In general, maintaining a large number of connections requires a proportional amount of database memory. That’s why managed database services, such as those on AWS, set connection limits by default to match the instance specifications.
For example, the formula for calculating MaxConnections in AWS RDS MySQL is: {DBInstanceClassMemory / 12582880}
So, if you’re using a t2.micro RDS instance:
- Memory = 512MB
- Therefore:
(512 * 1024 * 1024) / 12582880 ≈ 40
Which means the RDS will set max_connections = 40.
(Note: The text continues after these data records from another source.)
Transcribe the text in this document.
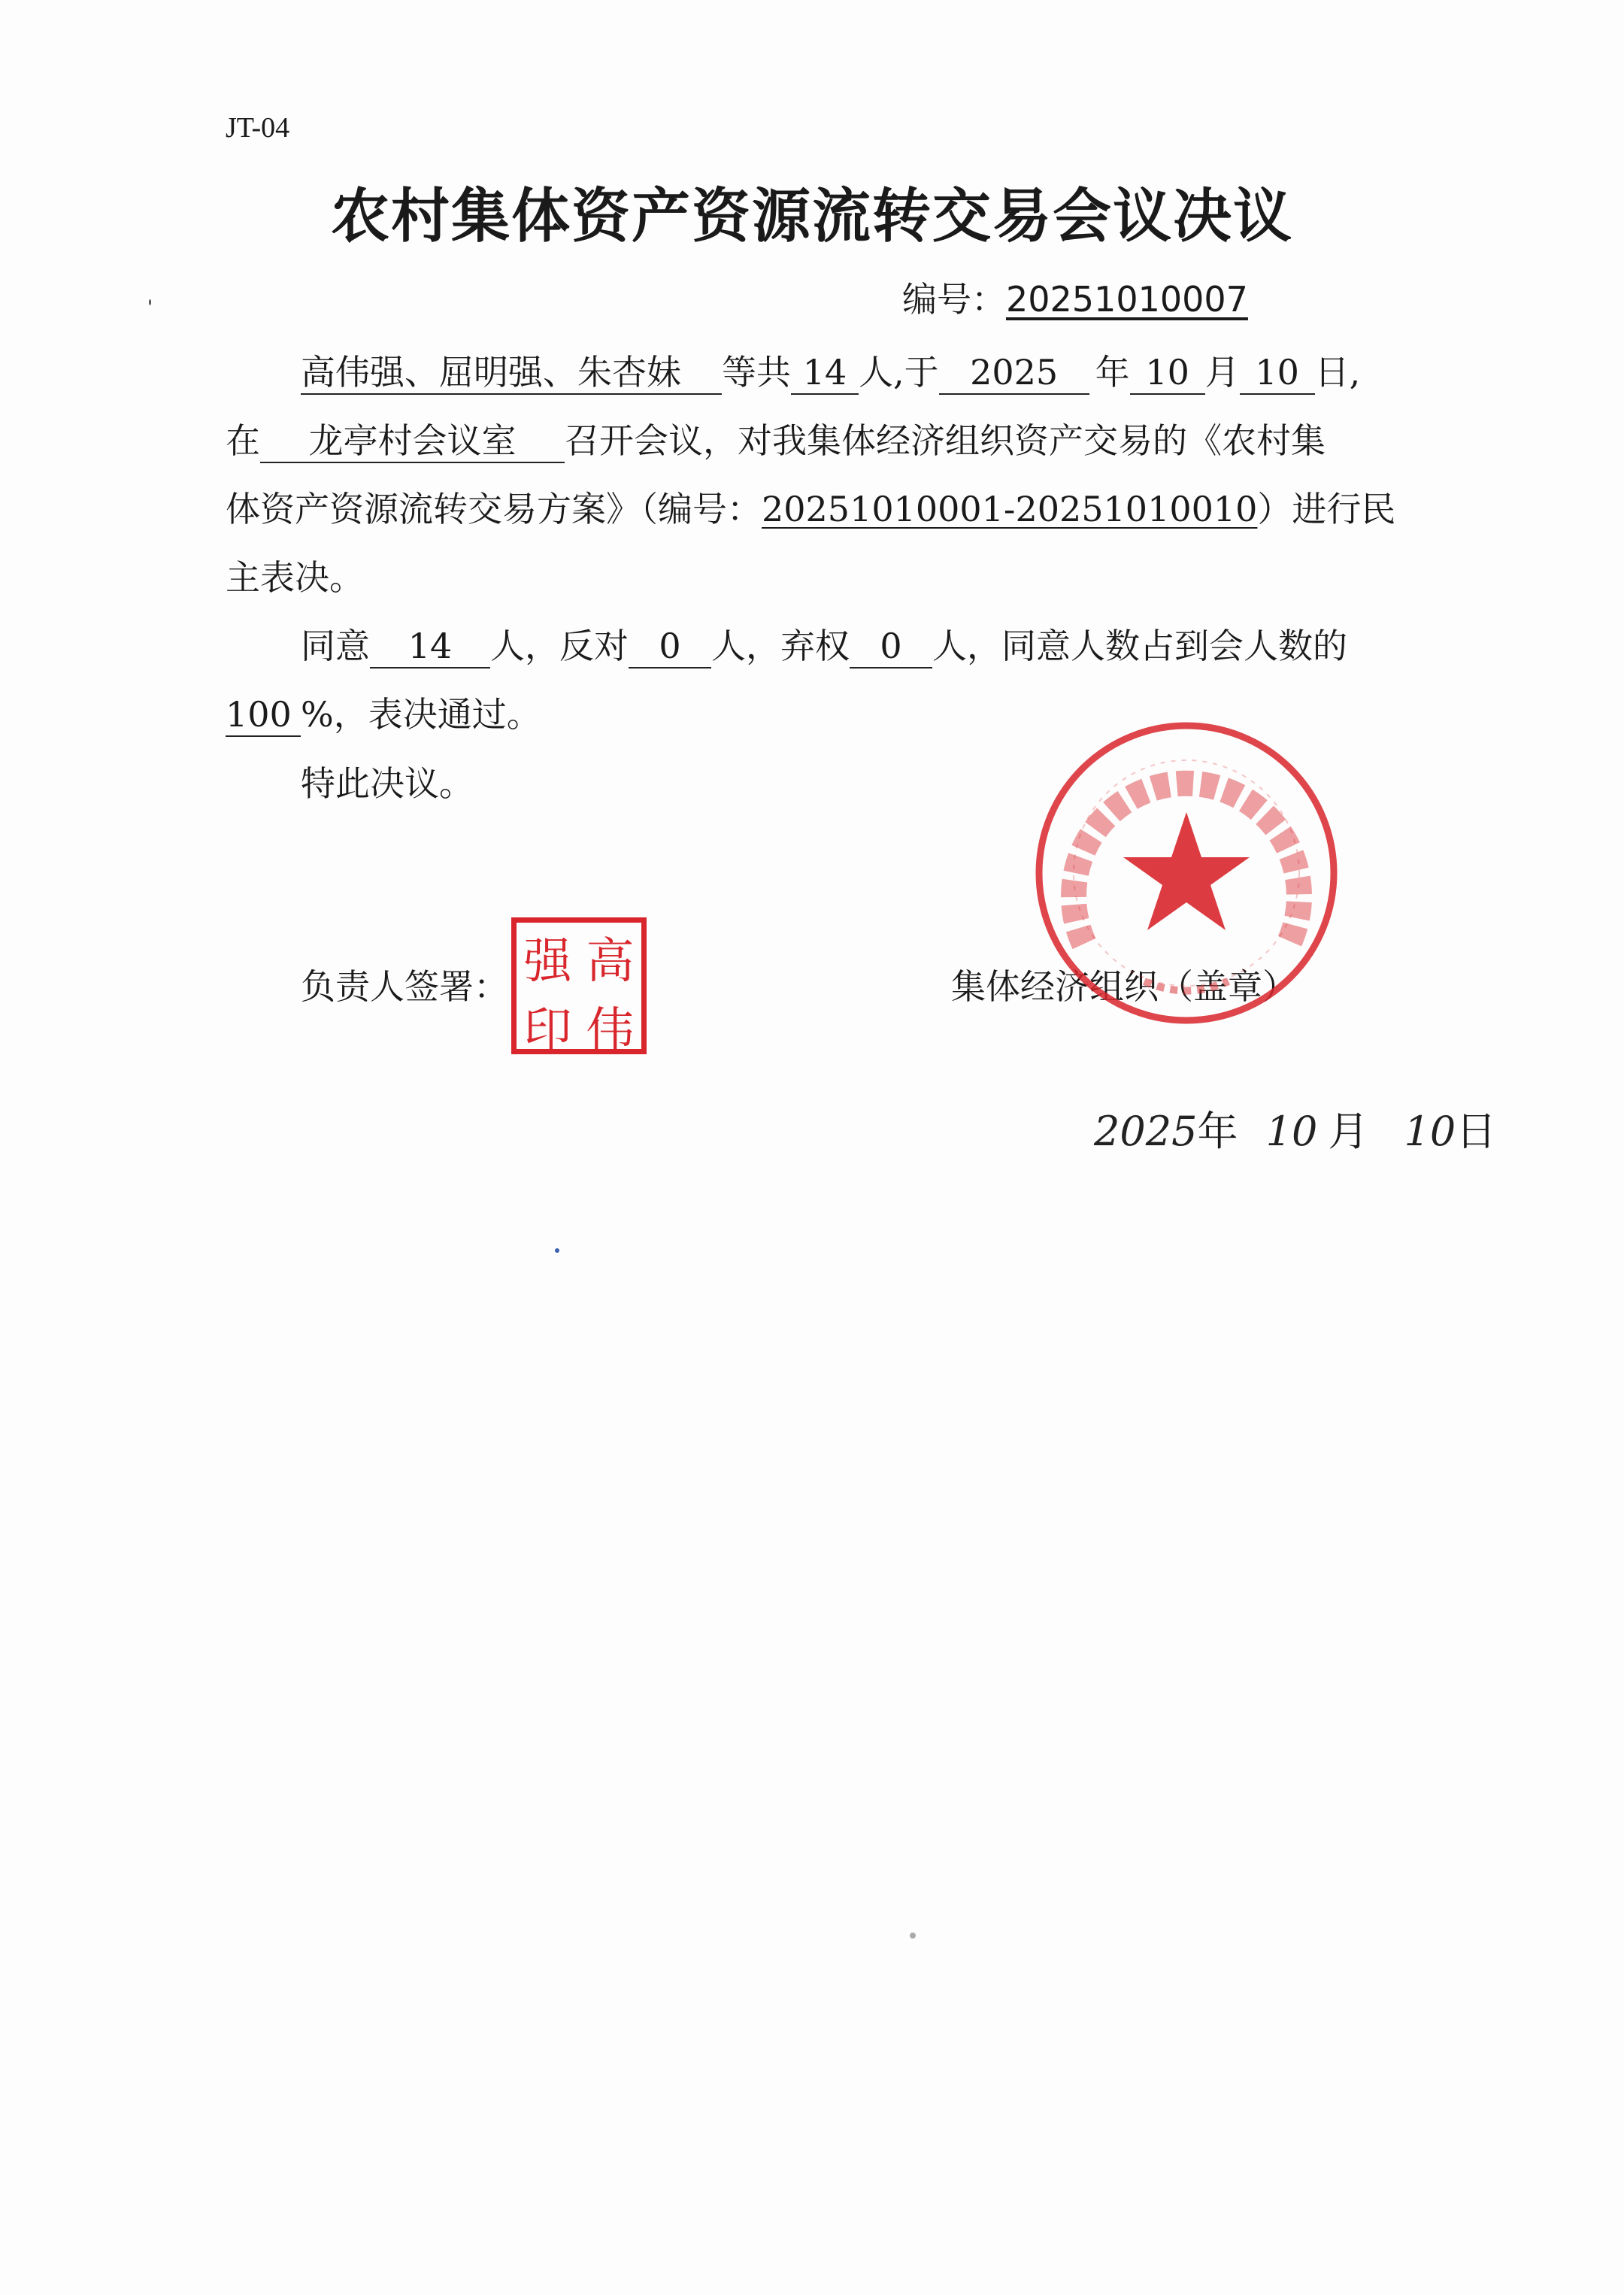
JT-04
农村集体资产资源流转交易会议决议
编号：20251010007
高伟强、屈明强、朱杏妹 等共 14 人,于 2025 年 10 月 10 日,
在 龙亭村会议室 召开会议，对我集体经济组织资产交易的《农村集
体资产资源流转交易方案》（编号：20251010001-20251010010）进行民
主表决。
同意 14 人，反对 0 人，弃权 0 人，同意人数占到会人数的
100 %，表决通过。
特此决议。
负责人签署：	集体经济组织（盖章）
强 高
印 伟
2025年 10 月 10日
In other words, with a t2.micro, no more than 40 connections can be active at the same time across everything — your Node application plus any database GUI tools.
That’s why it’s important to set an appropriate connectionLimit in your Node connection options. To determine the right value, you should consider:
- How many servers your team is running the Node application on
- Whether each server runs multiple Node processes via PM2 or clustering
- How many servers you might scale up to under sudden traffic spikes
- How many developers are accessing the database from their local PCs
By reviewing these factors, you can set a reasonable max value for your connection pool.